Die Investmentgesellschaft Partners Group ist mit einem KGV von über 20 aber teuer. - Der Titel ist nicht günstig, bietet jedoch starkes Wachstum mit gleichzeitig ausgezeichneter Qualität. Die Private-Equity-Fonds bieten auf lange Sicht eine stabile Rendite. In der Vergangenheit haben die niedrigen Zinsen dem Geschäftsmodell sehr geholfen. Wir erwarten keine schnellen Zinserhöhungen, die Private Equity unter Druck bringen könnten. Dagegen werden wir unser Engagement in schweizerischen Immobilienfonds wohl zurückfahren. Die Aufschläge zum inneren Wert, Agio, waren Anfang Jahr noch tief. Jetzt erscheinen die Fonds nicht mehr so günstig.

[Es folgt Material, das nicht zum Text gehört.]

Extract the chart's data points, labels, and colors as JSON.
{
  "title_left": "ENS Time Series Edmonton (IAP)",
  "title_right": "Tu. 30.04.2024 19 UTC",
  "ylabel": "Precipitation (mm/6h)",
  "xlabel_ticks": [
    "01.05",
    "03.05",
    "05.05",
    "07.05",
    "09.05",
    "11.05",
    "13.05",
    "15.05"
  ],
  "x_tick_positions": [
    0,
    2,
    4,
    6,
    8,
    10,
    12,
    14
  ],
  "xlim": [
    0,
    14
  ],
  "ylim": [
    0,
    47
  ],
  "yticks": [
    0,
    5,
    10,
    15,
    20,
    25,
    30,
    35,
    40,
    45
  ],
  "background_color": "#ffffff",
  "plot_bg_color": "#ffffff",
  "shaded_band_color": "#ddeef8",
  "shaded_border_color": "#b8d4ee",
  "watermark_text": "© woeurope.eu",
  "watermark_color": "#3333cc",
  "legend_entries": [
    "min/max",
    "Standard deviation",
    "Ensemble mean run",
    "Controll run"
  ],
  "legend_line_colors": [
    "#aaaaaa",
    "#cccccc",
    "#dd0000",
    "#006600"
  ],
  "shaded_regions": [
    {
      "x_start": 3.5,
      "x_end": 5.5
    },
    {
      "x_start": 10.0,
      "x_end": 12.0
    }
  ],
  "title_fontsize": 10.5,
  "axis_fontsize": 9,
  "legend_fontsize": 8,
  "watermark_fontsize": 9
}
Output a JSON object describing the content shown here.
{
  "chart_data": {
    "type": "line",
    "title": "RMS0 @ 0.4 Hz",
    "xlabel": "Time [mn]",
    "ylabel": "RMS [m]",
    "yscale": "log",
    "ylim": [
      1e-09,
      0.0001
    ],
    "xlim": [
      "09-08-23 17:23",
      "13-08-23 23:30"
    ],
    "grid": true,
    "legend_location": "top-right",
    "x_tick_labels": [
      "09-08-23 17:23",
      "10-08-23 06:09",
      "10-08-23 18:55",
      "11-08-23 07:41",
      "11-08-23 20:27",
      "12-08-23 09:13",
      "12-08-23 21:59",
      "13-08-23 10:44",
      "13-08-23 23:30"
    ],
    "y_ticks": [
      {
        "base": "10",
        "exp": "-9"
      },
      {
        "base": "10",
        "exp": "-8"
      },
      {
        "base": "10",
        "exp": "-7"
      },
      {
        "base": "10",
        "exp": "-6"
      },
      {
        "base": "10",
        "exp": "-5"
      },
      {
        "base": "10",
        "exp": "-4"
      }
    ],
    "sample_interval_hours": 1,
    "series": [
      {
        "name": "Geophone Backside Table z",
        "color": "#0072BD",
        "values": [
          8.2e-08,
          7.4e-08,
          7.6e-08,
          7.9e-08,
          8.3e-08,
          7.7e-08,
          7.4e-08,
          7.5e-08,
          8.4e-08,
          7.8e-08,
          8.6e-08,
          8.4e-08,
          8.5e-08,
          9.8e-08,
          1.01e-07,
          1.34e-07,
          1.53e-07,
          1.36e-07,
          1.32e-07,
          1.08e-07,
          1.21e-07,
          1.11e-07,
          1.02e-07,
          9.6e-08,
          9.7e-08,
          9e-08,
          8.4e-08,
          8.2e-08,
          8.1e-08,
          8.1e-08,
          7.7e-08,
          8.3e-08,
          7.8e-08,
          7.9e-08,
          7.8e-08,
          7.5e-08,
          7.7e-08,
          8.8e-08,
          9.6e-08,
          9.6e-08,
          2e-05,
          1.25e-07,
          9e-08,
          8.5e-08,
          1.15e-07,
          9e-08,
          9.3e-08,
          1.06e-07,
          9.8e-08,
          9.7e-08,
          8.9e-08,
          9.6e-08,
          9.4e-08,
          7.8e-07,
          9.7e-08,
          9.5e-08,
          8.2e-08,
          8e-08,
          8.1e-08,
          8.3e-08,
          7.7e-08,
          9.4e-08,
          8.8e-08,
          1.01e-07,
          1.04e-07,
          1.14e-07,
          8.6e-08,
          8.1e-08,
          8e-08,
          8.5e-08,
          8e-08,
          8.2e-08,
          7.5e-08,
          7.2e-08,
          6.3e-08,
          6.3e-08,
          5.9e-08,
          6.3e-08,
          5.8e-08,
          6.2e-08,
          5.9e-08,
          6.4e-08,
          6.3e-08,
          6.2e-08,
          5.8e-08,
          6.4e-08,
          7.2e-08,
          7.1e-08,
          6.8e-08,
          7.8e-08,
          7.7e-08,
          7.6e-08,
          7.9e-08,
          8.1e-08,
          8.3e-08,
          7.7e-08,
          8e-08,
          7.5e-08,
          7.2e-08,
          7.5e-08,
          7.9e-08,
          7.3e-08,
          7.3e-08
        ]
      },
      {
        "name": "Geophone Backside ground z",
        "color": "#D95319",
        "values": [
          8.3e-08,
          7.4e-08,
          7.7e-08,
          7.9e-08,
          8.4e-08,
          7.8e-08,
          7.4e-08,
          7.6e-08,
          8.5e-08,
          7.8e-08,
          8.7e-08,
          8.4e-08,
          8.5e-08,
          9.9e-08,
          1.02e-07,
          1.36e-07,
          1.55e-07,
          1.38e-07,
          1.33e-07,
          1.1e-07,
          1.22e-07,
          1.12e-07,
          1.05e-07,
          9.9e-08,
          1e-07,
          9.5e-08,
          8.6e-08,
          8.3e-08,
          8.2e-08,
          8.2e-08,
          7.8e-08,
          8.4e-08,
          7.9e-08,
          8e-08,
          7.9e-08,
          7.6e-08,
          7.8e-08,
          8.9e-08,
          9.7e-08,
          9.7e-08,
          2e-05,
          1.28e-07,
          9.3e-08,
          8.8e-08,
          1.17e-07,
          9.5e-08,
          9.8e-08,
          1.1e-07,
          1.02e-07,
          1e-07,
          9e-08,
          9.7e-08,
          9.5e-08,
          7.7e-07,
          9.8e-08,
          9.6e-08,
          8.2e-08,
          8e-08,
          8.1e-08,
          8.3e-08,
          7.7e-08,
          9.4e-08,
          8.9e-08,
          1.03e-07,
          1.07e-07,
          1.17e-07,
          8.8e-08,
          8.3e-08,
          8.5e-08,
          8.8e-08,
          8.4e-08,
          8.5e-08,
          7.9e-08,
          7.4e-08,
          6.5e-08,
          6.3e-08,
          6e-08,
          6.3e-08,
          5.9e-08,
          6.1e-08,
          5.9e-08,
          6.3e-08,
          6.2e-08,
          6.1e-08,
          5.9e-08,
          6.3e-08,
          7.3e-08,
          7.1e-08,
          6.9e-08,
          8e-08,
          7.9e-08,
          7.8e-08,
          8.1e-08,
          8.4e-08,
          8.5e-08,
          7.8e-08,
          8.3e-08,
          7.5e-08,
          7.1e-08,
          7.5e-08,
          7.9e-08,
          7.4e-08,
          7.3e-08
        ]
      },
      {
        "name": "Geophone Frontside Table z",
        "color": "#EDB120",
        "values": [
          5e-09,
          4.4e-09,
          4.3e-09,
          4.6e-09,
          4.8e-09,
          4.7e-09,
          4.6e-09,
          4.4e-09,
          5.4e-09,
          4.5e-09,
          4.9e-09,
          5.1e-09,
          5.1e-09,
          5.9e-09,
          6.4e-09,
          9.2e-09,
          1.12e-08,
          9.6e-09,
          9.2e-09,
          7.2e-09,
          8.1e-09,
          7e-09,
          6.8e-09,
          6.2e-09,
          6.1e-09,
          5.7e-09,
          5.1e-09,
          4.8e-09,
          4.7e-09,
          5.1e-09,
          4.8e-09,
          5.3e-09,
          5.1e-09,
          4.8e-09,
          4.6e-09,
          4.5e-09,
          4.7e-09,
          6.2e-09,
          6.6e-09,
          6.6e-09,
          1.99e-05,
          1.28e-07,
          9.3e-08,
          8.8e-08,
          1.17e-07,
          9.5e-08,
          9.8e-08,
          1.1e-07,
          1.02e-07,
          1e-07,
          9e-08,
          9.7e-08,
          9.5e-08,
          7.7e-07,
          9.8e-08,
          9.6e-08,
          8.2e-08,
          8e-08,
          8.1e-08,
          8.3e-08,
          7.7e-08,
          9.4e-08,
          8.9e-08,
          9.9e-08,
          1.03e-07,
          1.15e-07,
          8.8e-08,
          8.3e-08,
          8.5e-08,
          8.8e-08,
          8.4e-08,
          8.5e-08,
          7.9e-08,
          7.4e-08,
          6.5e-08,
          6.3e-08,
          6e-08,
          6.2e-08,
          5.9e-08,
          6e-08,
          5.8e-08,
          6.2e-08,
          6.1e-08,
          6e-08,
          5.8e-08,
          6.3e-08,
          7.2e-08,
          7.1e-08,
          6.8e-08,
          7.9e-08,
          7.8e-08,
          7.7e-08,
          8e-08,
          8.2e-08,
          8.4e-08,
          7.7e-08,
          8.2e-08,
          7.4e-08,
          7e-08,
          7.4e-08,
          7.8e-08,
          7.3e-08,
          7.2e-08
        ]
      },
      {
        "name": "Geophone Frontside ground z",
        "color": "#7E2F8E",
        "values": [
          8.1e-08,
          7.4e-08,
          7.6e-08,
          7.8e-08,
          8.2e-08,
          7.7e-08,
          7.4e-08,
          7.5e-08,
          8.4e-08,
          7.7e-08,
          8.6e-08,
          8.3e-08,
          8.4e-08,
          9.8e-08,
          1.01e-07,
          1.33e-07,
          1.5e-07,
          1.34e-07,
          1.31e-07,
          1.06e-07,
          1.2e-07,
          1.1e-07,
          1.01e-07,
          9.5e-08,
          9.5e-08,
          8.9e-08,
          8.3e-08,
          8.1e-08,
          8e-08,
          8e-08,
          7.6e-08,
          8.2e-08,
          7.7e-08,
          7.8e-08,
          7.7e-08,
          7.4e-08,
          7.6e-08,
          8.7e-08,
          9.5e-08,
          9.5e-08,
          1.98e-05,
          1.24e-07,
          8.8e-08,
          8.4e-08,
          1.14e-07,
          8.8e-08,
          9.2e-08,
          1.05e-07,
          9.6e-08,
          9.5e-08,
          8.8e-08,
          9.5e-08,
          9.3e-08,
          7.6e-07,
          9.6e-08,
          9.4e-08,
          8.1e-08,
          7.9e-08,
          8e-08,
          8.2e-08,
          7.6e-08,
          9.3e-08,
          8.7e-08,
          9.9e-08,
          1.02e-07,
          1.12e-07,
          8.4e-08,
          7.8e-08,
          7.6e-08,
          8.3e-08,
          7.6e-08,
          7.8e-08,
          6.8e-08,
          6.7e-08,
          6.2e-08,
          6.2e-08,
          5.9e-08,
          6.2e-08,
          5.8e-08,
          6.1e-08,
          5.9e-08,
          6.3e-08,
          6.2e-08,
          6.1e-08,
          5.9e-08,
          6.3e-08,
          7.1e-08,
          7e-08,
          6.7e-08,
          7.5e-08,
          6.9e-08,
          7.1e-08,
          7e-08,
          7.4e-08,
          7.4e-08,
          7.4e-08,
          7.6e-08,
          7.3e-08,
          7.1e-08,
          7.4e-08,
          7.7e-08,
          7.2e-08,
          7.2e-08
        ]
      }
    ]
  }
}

Gibt es weitere gute Gelegenheiten? - Wir sind für Aktien insgesamt zwar neutral eingestellt, positionieren uns aber im Aktienuniversum gezielt eher Risk on, wir setzen auf Risikoappetit. Dazu passt, dass wir Energietitel übergewichten. Neben dem hohen Ölpreis sprechen für die Valoren ihre gute Bilanz und der starke Cashflow.

Wie stehen Sie zu den Technologieriesen wie Apple und Google? - Im Gegensatz zu Hardware- und Halbleiterfirmen verdienen Software- und Internetunternehmen weiterhin sehr gut. Sie schütten einen grossen Teil der Einnahmen an die Aktionäre aus – über riesige Aktienrückkäufe und Dividenden wie bei Apple oder Microsoft. Beachten muss man, dass das Wachstum mit der Unternehmensgrösse zwangsläufig zurückgeht. Amazon und Google wachsen noch, aber prozentual deutlich langsamer als früher.

Sollte man für Wachstumstitel die Welle von Neukotierungen in den USA mitreiten? - Es gibt viel kurzfristiges Geld, das in die IPO fliesst – das führt zu Übertreibungen und teils Enttäuschungen wie bei Lyft. Nur ein Fünftel der Börsenneulinge macht überhaupt Gewinn. Man muss sich nur die Risiken anschauen, gemäss den bei der SEC eingereichten Unterlagen: Lyft fürchtet etwa, dass das Geschäftsmodell niemals Gewinn abwerfen könnte.